La biblioclastia es la purificación mediante la destrucción de libros que se consideran nocivos. Todos los biblioclastas son, en el fondo, fanáticos apocalípticos. La historia está llena de ejemplos. Se dice que en la antigüedad Platón quemó los libros del filósofo de los átomos, Demócrito. A fines del siglo XIX se creó en Estados Unidos “La Sociedad de Nueva York para la eliminación del vicio” regenteada por un fanático religioso llamado Anthony Constock, quien quemó junto a sus seguidores durante años más de cien mil kilos de libros y revistas.

En la contemporaneidad la destrucción de libros tiene que ver no tanto con lo religioso sino con lo político. En la Francia revolucionaria son destruidos y desaparecen miles de libros en nombre del progreso. Lo mismo sucede en la España republicana donde, producto de un odio atávico la historia se invierte, son saqueados iglesias y conventos y entregados al fuego miles de libros y documentos eclesiásticos.

Las guerras brutales del siglo XX contribuyeron a la destrucción de más de un centenar de millones de ejemplares en las bibliotecas de Inglaterra, de Alemania, Francia y el resto de Europa. Los comunistas arrasaron con innumerables bibliotecas en los países del Este, paralelamente con la caída de estos regímenes en muchos de estos lugares, como en Rumania, se eliminaron miles de volúmenes de la universidad estatal.

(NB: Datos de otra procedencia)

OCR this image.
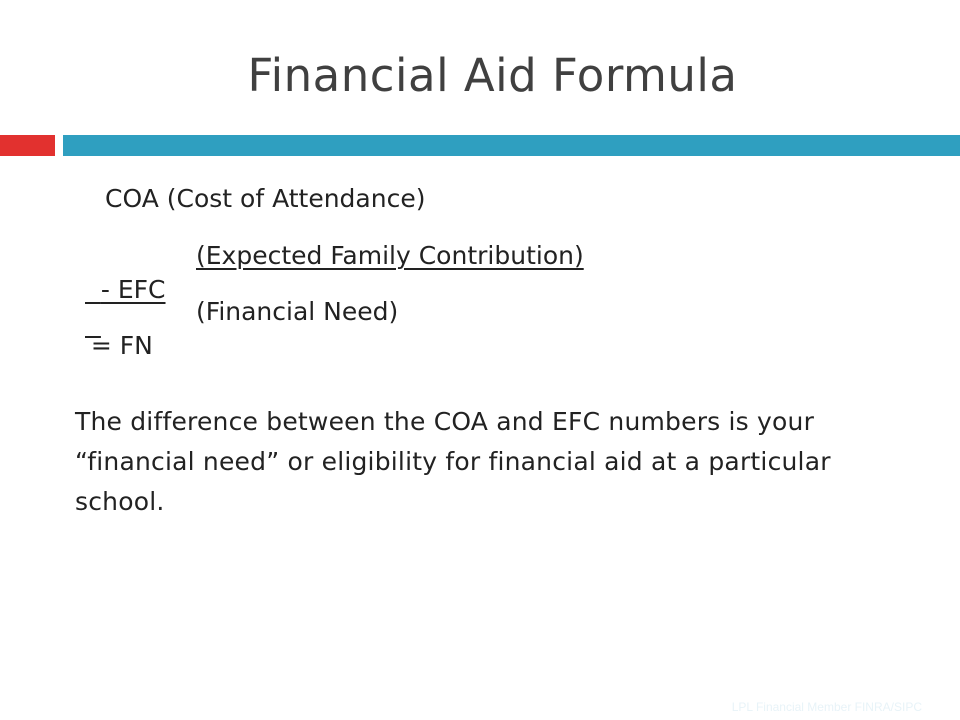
Financial Aid Formula
COA (Cost of Attendance)

- EFC

(Expected Family Contribution)

= FN

(Financial Need)

The difference between the COA and EFC numbers is your “financial need” or eligibility for financial aid at a particular school.

LPL Financial Member FINRA/SIPC
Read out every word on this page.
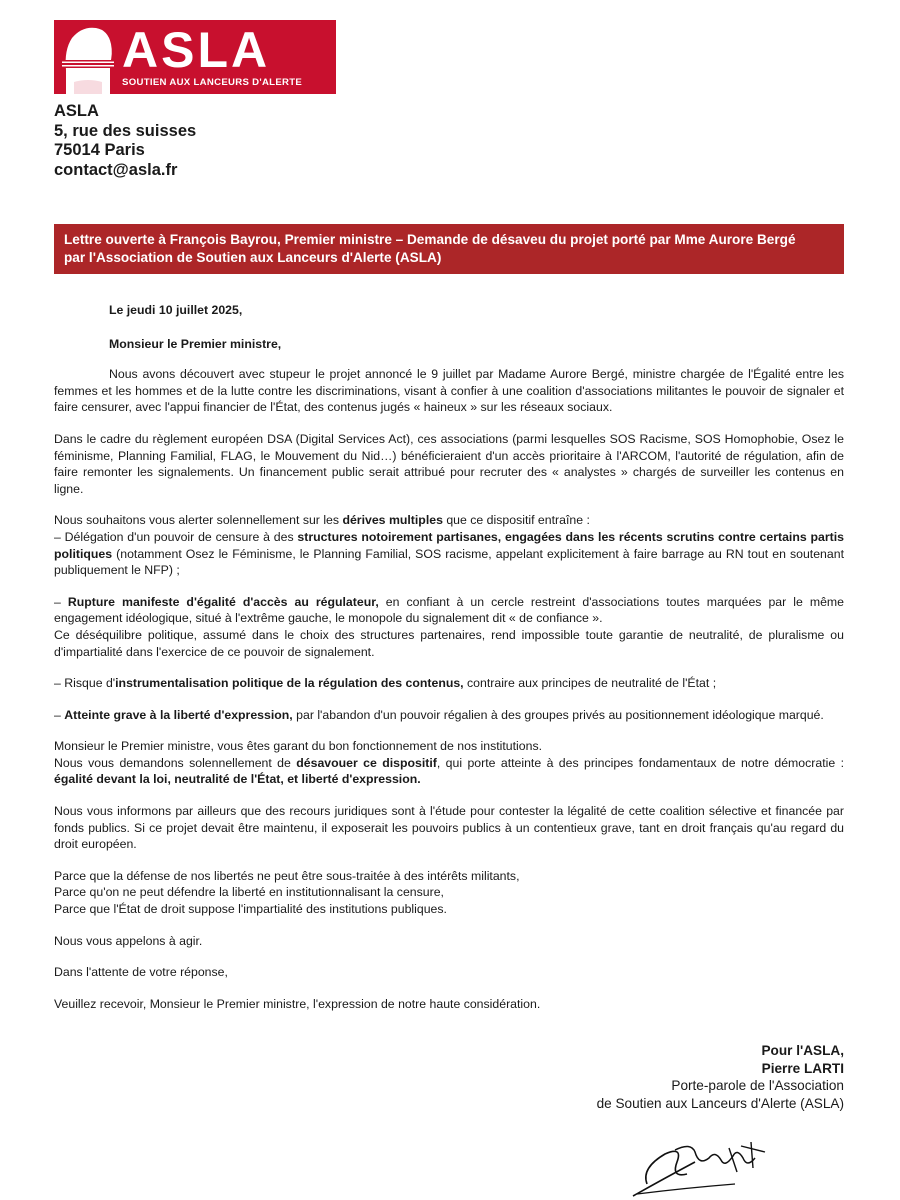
ASLA
SOUTIEN AUX LANCEURS D'ALERTE
ASLA
5, rue des suisses
75014 Paris
contact@asla.fr
Lettre ouverte à François Bayrou, Premier ministre – Demande de désaveu du projet porté par Mme Aurore Bergé
par l'Association de Soutien aux Lanceurs d'Alerte (ASLA)

Le jeudi 10 juillet 2025,

Monsieur le Premier ministre,

Nous avons découvert avec stupeur le projet annoncé le 9 juillet par Madame Aurore Bergé, ministre chargée de l'Égalité entre les femmes et les hommes et de la lutte contre les discriminations, visant à confier à une coalition d'associations militantes le pouvoir de signaler et faire censurer, avec l'appui financier de l'État, des contenus jugés « haineux » sur les réseaux sociaux.

Dans le cadre du règlement européen DSA (Digital Services Act), ces associations (parmi lesquelles SOS Racisme, SOS Homophobie, Osez le féminisme, Planning Familial, FLAG, le Mouvement du Nid…) bénéficieraient d'un accès prioritaire à l'ARCOM, l'autorité de régulation, afin de faire remonter les signalements. Un financement public serait attribué pour recruter des « analystes » chargés de surveiller les contenus en ligne.

Nous souhaitons vous alerter solennellement sur les dérives multiples que ce dispositif entraîne :

– Délégation d'un pouvoir de censure à des structures notoirement partisanes, engagées dans les récents scrutins contre certains partis politiques (notamment Osez le Féminisme, le Planning Familial, SOS racisme, appelant explicitement à faire barrage au RN tout en soutenant publiquement le NFP) ;

– Rupture manifeste d'égalité d'accès au régulateur, en confiant à un cercle restreint d'associations toutes marquées par le même engagement idéologique, situé à l'extrême gauche, le monopole du signalement dit « de confiance ».

Ce déséquilibre politique, assumé dans le choix des structures partenaires, rend impossible toute garantie de neutralité, de pluralisme ou d'impartialité dans l'exercice de ce pouvoir de signalement.

– Risque d'instrumentalisation politique de la régulation des contenus, contraire aux principes de neutralité de l'État ;

– Atteinte grave à la liberté d'expression, par l'abandon d'un pouvoir régalien à des groupes privés au positionnement idéologique marqué.

Monsieur le Premier ministre, vous êtes garant du bon fonctionnement de nos institutions.

Nous vous demandons solennellement de désavouer ce dispositif, qui porte atteinte à des principes fondamentaux de notre démocratie : égalité devant la loi, neutralité de l'État, et liberté d'expression.

Nous vous informons par ailleurs que des recours juridiques sont à l'étude pour contester la légalité de cette coalition sélective et financée par fonds publics. Si ce projet devait être maintenu, il exposerait les pouvoirs publics à un contentieux grave, tant en droit français qu'au regard du droit européen.

Parce que la défense de nos libertés ne peut être sous-traitée à des intérêts militants,

Parce qu'on ne peut défendre la liberté en institutionnalisant la censure,

Parce que l'État de droit suppose l'impartialité des institutions publiques.

Nous vous appelons à agir.

Dans l'attente de votre réponse,

Veuillez recevoir, Monsieur le Premier ministre, l'expression de notre haute considération.

Pour l'ASLA,
Pierre LARTI
Porte-parole de l'Association
de Soutien aux Lanceurs d'Alerte (ASLA)
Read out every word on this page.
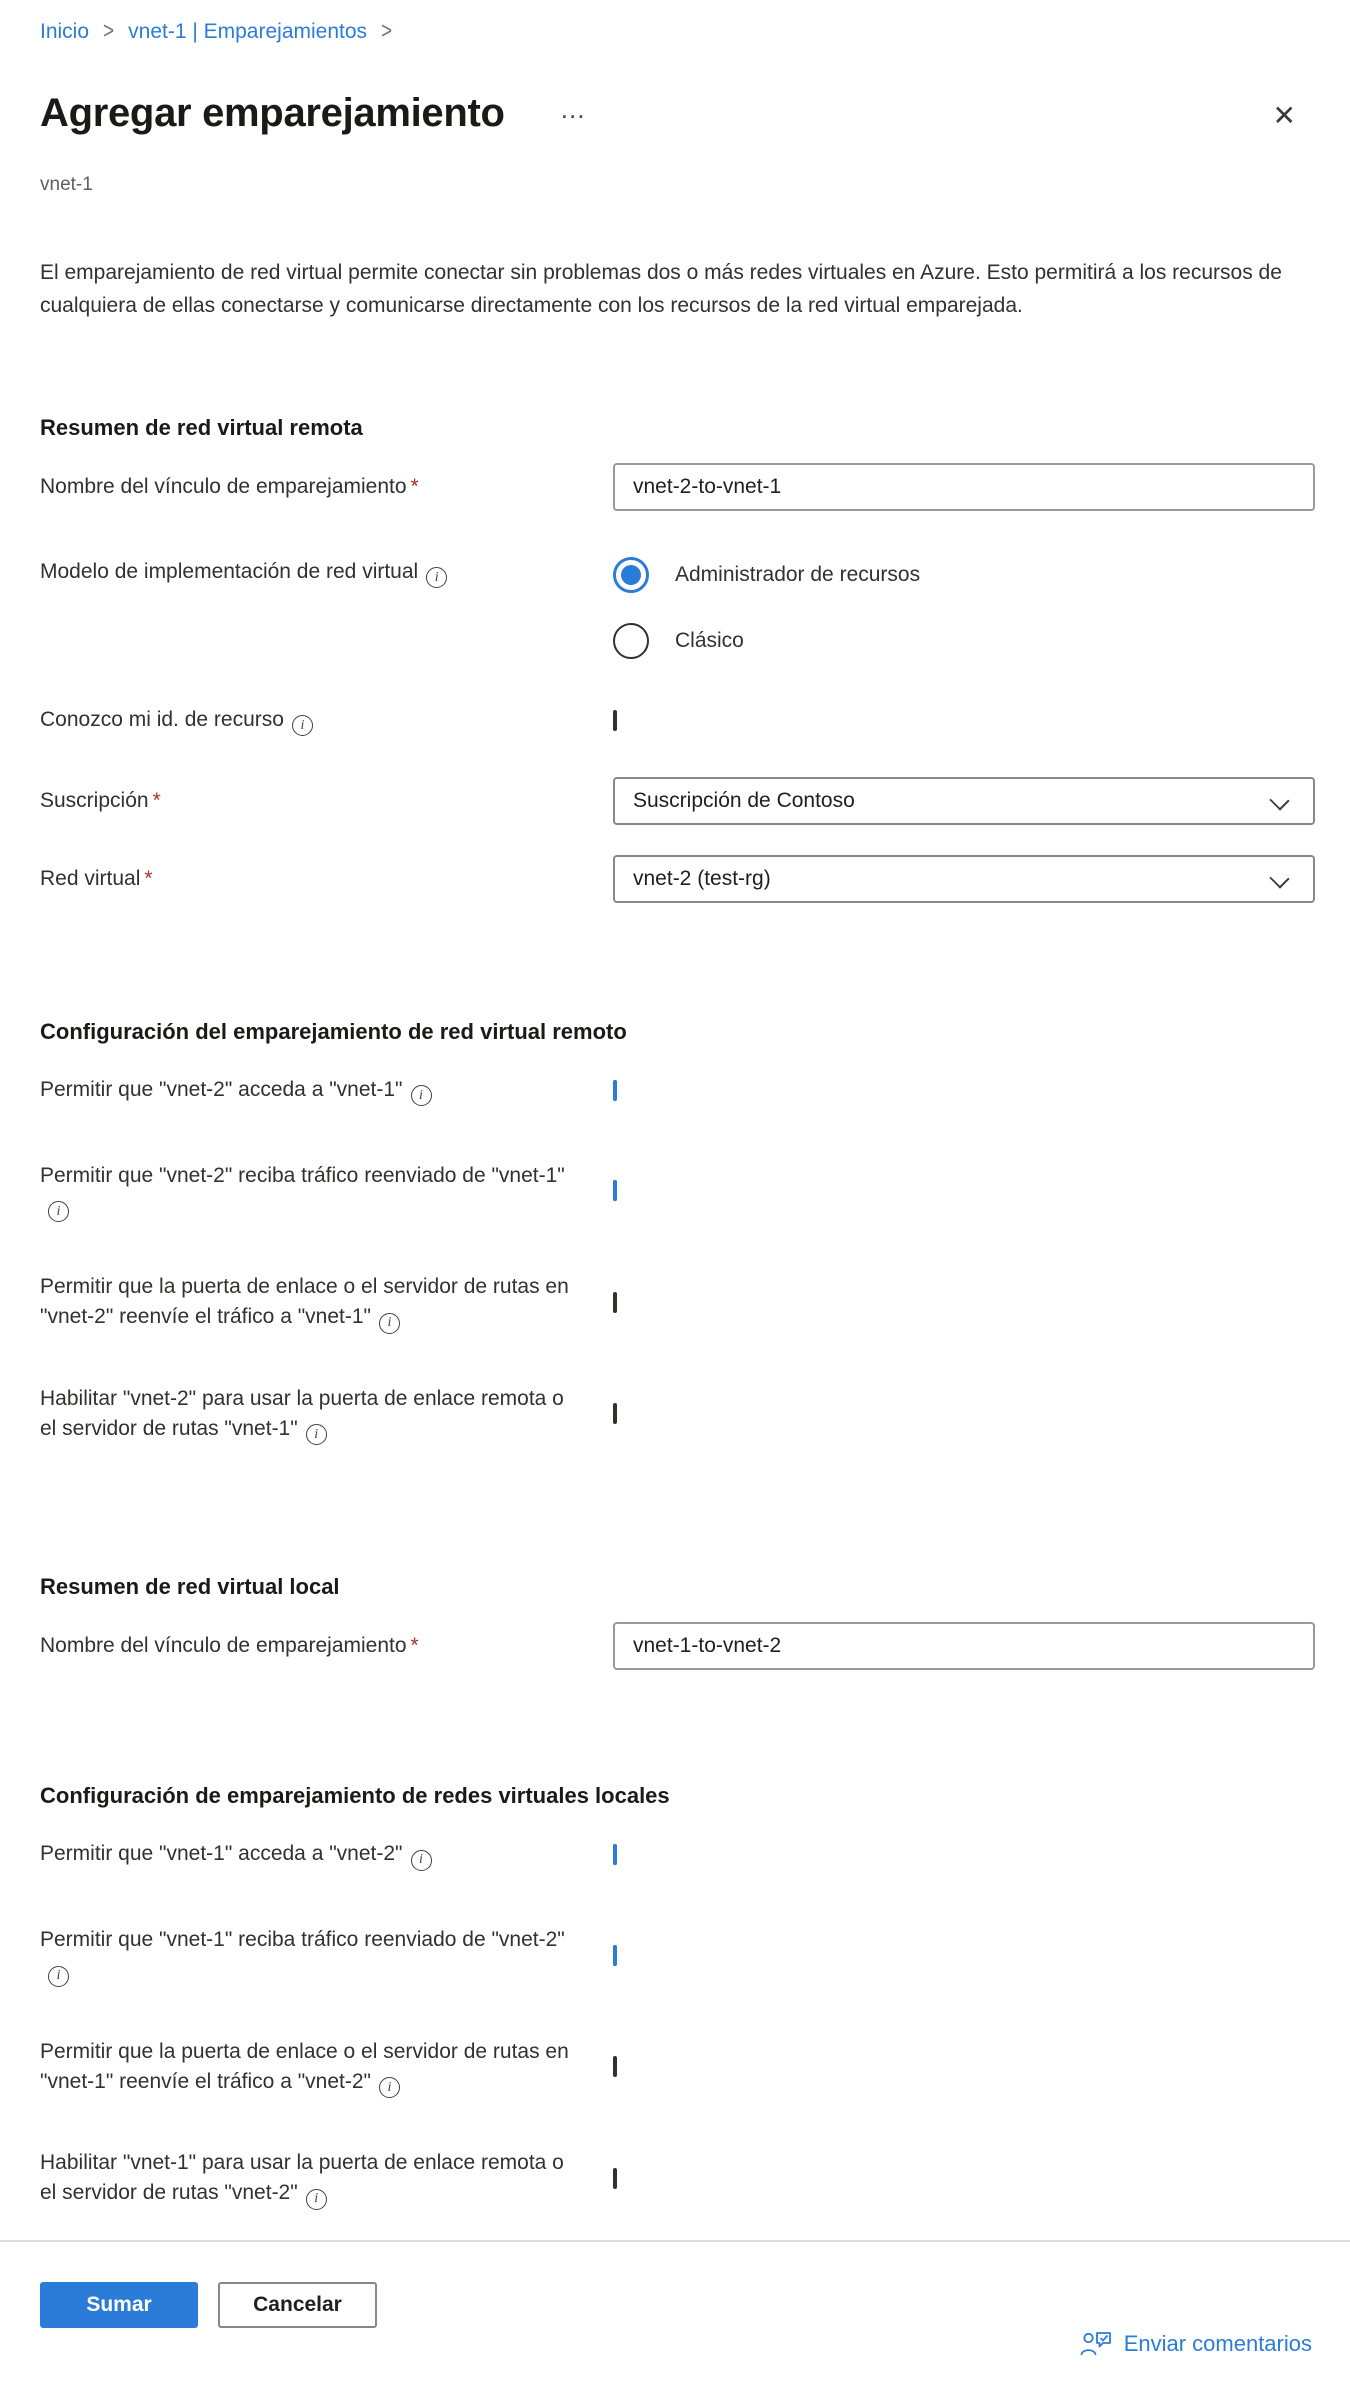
Inicio > vnet-1 | Emparejamientos >
Agregar emparejamiento …	✕
vnet-1

El emparejamiento de red virtual permite conectar sin problemas dos o más redes virtuales en Azure. Esto permitirá a los recursos de cualquiera de ellas conectarse y comunicarse directamente con los recursos de la red virtual emparejada.

Resumen de red virtual remota
Nombre del vínculo de emparejamiento *	vnet-2-to-vnet-1
Modelo de implementación de red virtual i	Administrador de recursos
Clásico
Conozco mi id. de recurso i
Suscripción *	Suscripción de Contoso
Red virtual *	vnet-2 (test-rg)
Configuración del emparejamiento de red virtual remoto
Permitir que "vnet-2" acceda a "vnet-1" i
Permitir que "vnet-2" reciba tráfico reenviado de "vnet-1"i
Permitir que la puerta de enlace o el servidor de rutas en "vnet-2" reenvíe el tráfico a "vnet-1" i
Habilitar "vnet-2" para usar la puerta de enlace remota o el servidor de rutas "vnet-1" i
Resumen de red virtual local
Nombre del vínculo de emparejamiento *	vnet-1-to-vnet-2
Configuración de emparejamiento de redes virtuales locales
Permitir que "vnet-1" acceda a "vnet-2" i
Permitir que "vnet-1" reciba tráfico reenviado de "vnet-2"i
Permitir que la puerta de enlace o el servidor de rutas en "vnet-1" reenvíe el tráfico a "vnet-2" i
Habilitar "vnet-1" para usar la puerta de enlace remota o el servidor de rutas "vnet-2" i
Sumar	Cancelar
Enviar comentarios
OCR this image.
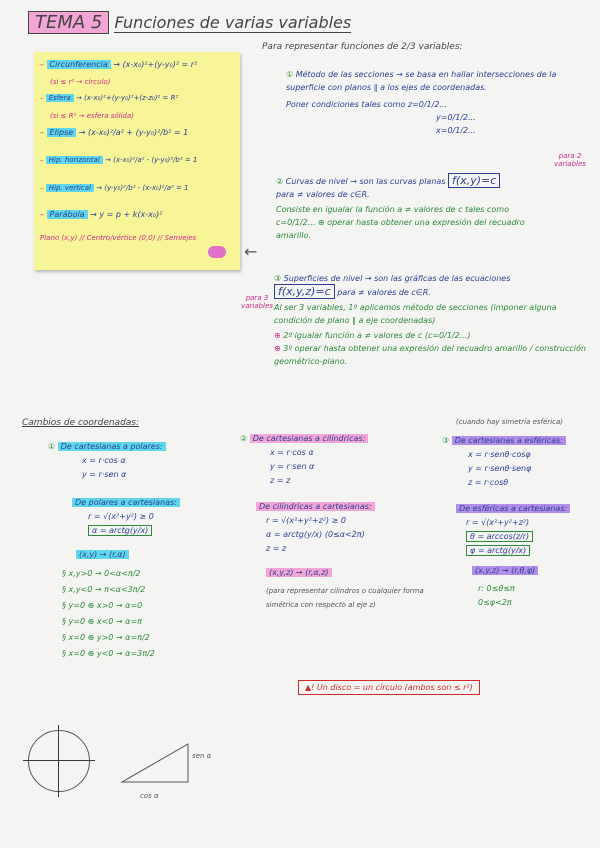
TEMA 5 Funciones de varias variables
– Circunferencia → (x-x₀)²+(y-y₀)² = r²
(si ≤ r² → círculo)
– Esfera → (x-x₀)²+(y-y₀)²+(z-z₀)² = R²
(si ≤ R² → esfera sólida)
– Elipse → (x-x₀)²/a² + (y-y₀)²/b² = 1
– Hip. horizontal → (x-x₀)²/a² - (y-y₀)²/b² = 1
– Hip. vertical → (y-y₀)²/b² - (x-x₀)²/a² = 1
– Parábola → y = p + k(x-x₀)²
Plano (x,y) // Centro/vértice (0,0) // Semiejes
←
Para representar funciones de 2/3 variables:
① Método de las secciones → se basa en hallar intersecciones de la superficie con planos ∥ a los ejes de coordenadas.
Poner condiciones tales como z=0/1/2...
y=0/1/2...
x=0/1/2...
② Curvas de nivel → son las curvas planas f(x,y)=c
para ≠ valores de c∈R.
Consiste en igualar la función a ≠ valores de c tales como c=0/1/2... ⊕ operar hasta obtener una expresión del recuadro amarillo.
para 2 variables
para 3 variables
③ Superficies de nivel → son las gráficas de las ecuaciones
f(x,y,z)=c para ≠ valores de c∈R.
Al ser 3 variables, 1º aplicamos método de secciones (imponer alguna condición de plano ∥ a eje coordenadas)
⊕ 2º igualar función a ≠ valores de c (c=0/1/2...)
⊕ 3º operar hasta obtener una expresión del recuadro amarillo / construcción geométrico-plano.
Cambios de coordenadas:
① De cartesianas a polares:
x = r·cos α
y = r·sen α
De polares a cartesianas:
r = √(x²+y²) ≥ 0
α = arctg(y/x)
(x,y) → (r,α)
§ x,y>0 → 0<α<π/2
§ x,y<0 → π<α<3π/2
§ y=0 ⊕ x>0 → α=0
§ y=0 ⊕ x<0 → α=π
§ x=0 ⊕ y>0 → α=π/2
§ x=0 ⊕ y<0 → α=3π/2
sen α
cos α
② De cartesianas a cilíndricas:
x = r·cos α
y = r·sen α
z = z
De cilíndricas a cartesianas:
r = √(x²+y²+z²) ≥ 0
α = arctg(y/x) (0≤α<2π)
z = z
(x,y,z) → (r,α,z)
(para representar cilindros o cualquier forma simétrica con respecto al eje z)
(cuando hay simetría esférica)
③ De cartesianas a esféricas:
x = r·senθ·cosφ
y = r·senθ·senφ
z = r·cosθ
De esféricas a cartesianas:
r = √(x²+y²+z²)
θ = arccos(z/r)
φ = arctg(y/x)
(x,y,z) → (r,θ,φ)
r: 0≤θ≤π
0≤φ<2π
▲! Un disco = un círculo (ambos son ≤ r²)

Hay también ejemplos ilustres en la ficción y por suerte más inofensivos aunque tenebrosos. Ray Bradbury escribió una novela de ciencia ficción llamada “Fahrenheit 451”, en ella leer está prohibido y paradójicamente son los bomberos los encargados de confiscar y eliminar los libros mediante el fuego. Al fuego van a parar los libros de caballerías de la biblioteca del Alonso Quijano, libros acusados por el cura, el barbero, su sobrina y su ama de llaves de haberlo vuelto loco, de convertirlo en Don Quijote. La biblioteca del capitán Nemo, el protagonista de la novela de Julio Verne “20.000 leguas de viaje submarino” corre la misma suerte y se pierden en ella los misteriosos tratados filosóficos.

Y hay ejemplos cercanos y dolorosos. Innumerables fueron los ejemplares destruidos por la última dictadura militar. Innumerables las bibliotecas populares, estatales, privadas que vieron cómo se perdían para siempre ediciones irrecuperables. El 26 de junio de 1978, en un baldío de Sarandí, se quemaron por orden de un juez de la dictadura más de medio millón de libros y fascículos del Centro Editor de América Latina, uno de los proyectos culturales más importantes gestados en nuestro país.

Todavía muchos amigos y amigas, colegas, refieren, a veces con lágrimas, la autodestrucción obligada de parte de sus bibliotecas durante la última dictadura. Muchos libros amados terminaron quemados, aunque la mayoría de quienes me han contado su triste experiencia optaron por devolverlos a la tierra. Enterrados en baldíos, jardines, chacras, esos libros son una especie de cementerio del espíritu.